Grok-1 Project Description

What is the project about?

The project provides example code in JAX for loading and running the Grok-1 open-weights large language model.

What problem does it solve?

It allows users to test and experiment with the Grok-1 model, a large language model with 314 billion parameters. It provides a starting point for utilizing the model's weights.

What are the features of the project?

Loads and runs the Grok-1 model.
Samples from the model on a test input.
Mixture of 8 Experts (MoE) architecture.
Utilizes 2 experts per token.
64 Layers.
48 attention heads for queries, 8 for keys/values.
Embedding size of 6,144.
SentencePiece tokenizer with 131,072 tokens.
Rotary embeddings (RoPE).
Supports activation sharding and 8-bit quantization.
Maximum sequence length (context) of 8,192 tokens.

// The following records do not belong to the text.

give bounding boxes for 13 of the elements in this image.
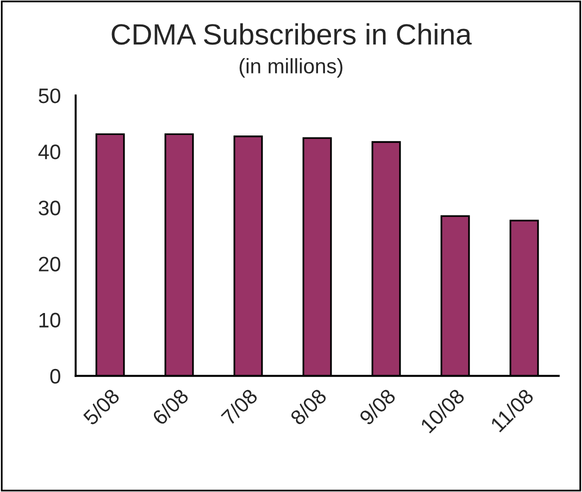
y-tick-label: 30 [38, 200, 60, 216]
chart-title: CDMA Subscribers in China [112, 23, 472, 45]
x-tick-label: 8/08 [289, 388, 328, 426]
y-tick-label: 50 [38, 88, 60, 104]
x-tick-label: 5/08 [82, 388, 120, 426]
y-tick-label: 0 [50, 368, 60, 384]
y-tick-label: 10 [39, 312, 60, 328]
chart-subtitle: (in millions) [240, 58, 342, 78]
x-tick-label: 6/08 [151, 388, 190, 426]
x-tick-label: 7/08 [220, 388, 258, 426]
y-tick-label: 20 [38, 256, 60, 272]
y-tick-label: 40 [38, 144, 60, 160]
x-tick-label: 9/08 [358, 388, 396, 426]
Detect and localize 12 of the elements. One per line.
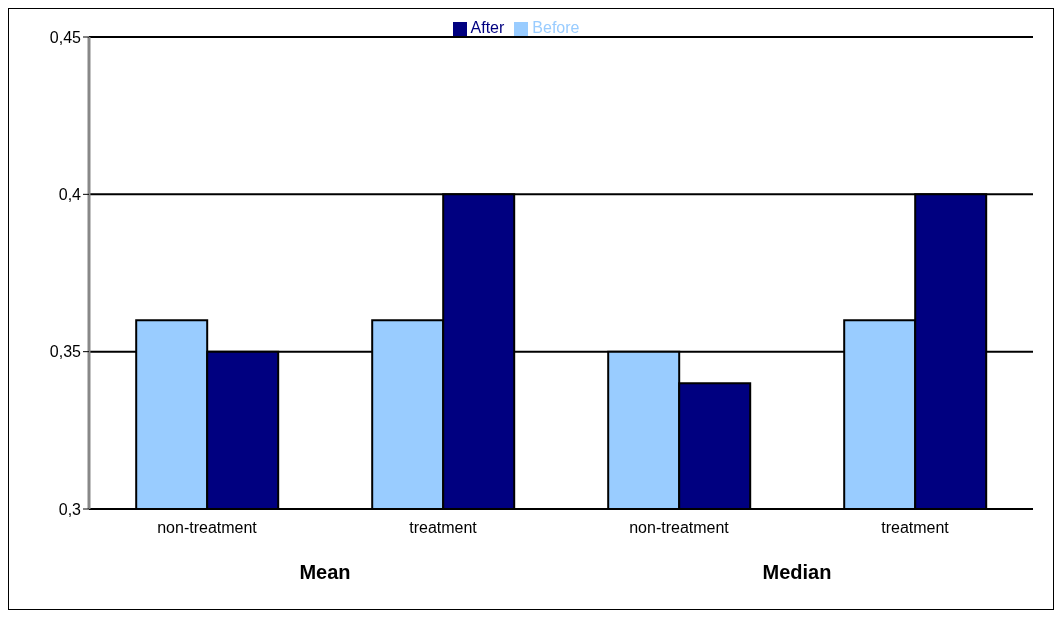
legend-label: After xyxy=(470,19,505,36)
x-tick-label: treatment xyxy=(409,519,478,536)
y-tick-label: 0,3 xyxy=(58,500,82,518)
y-tick-label: 0,35 xyxy=(49,343,82,361)
y-tick-label: 0,4 xyxy=(58,186,82,204)
x-tick-label: non-treatment xyxy=(157,519,258,536)
x-tick-label: non-treatment xyxy=(629,519,730,536)
legend-label: Before xyxy=(532,19,580,36)
text: Median xyxy=(762,561,832,583)
text: Mean xyxy=(299,561,351,583)
x-tick-label: treatment xyxy=(881,519,950,536)
y-tick-label: 0,45 xyxy=(49,28,82,46)
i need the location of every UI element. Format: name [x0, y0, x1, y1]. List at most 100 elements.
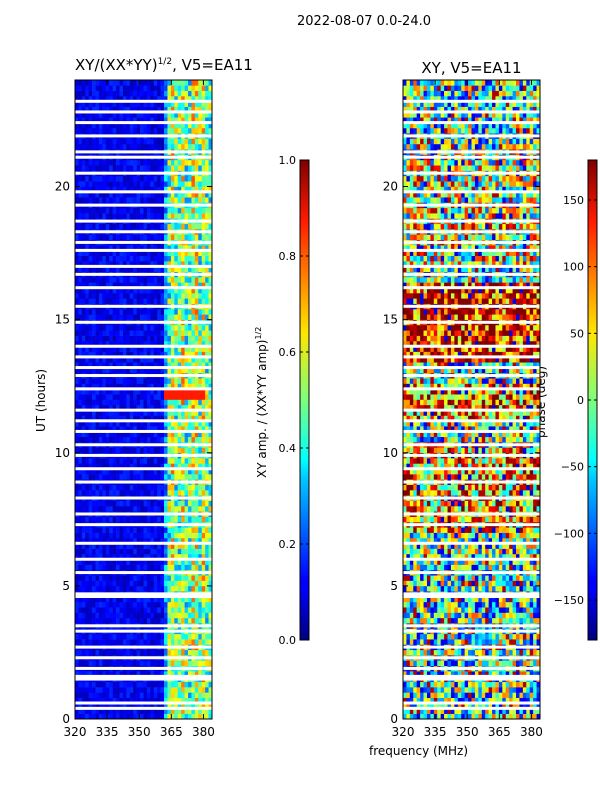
heatmap-cell	[88, 681, 93, 688]
heatmap-cell	[160, 559, 165, 565]
heatmap-cell	[150, 378, 155, 384]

What are the technologies used in the project?

JAX
Python
SentencePiece (for tokenization)
Torrent or HuggingFace Hub (for downloading weights)

What are the benefits of the project?

Provides access to the open-weights Grok-1 model.
Allows for experimentation and validation of the model.
Open-source (Apache 2.0 license).

What are the use cases of the project?

Testing and validating the Grok-1 model.
Research and development using the Grok-1 architecture.
Potentially building applications on top of Grok-1 (though the provided implementation is not optimized for performance).
Experimenting with large language models.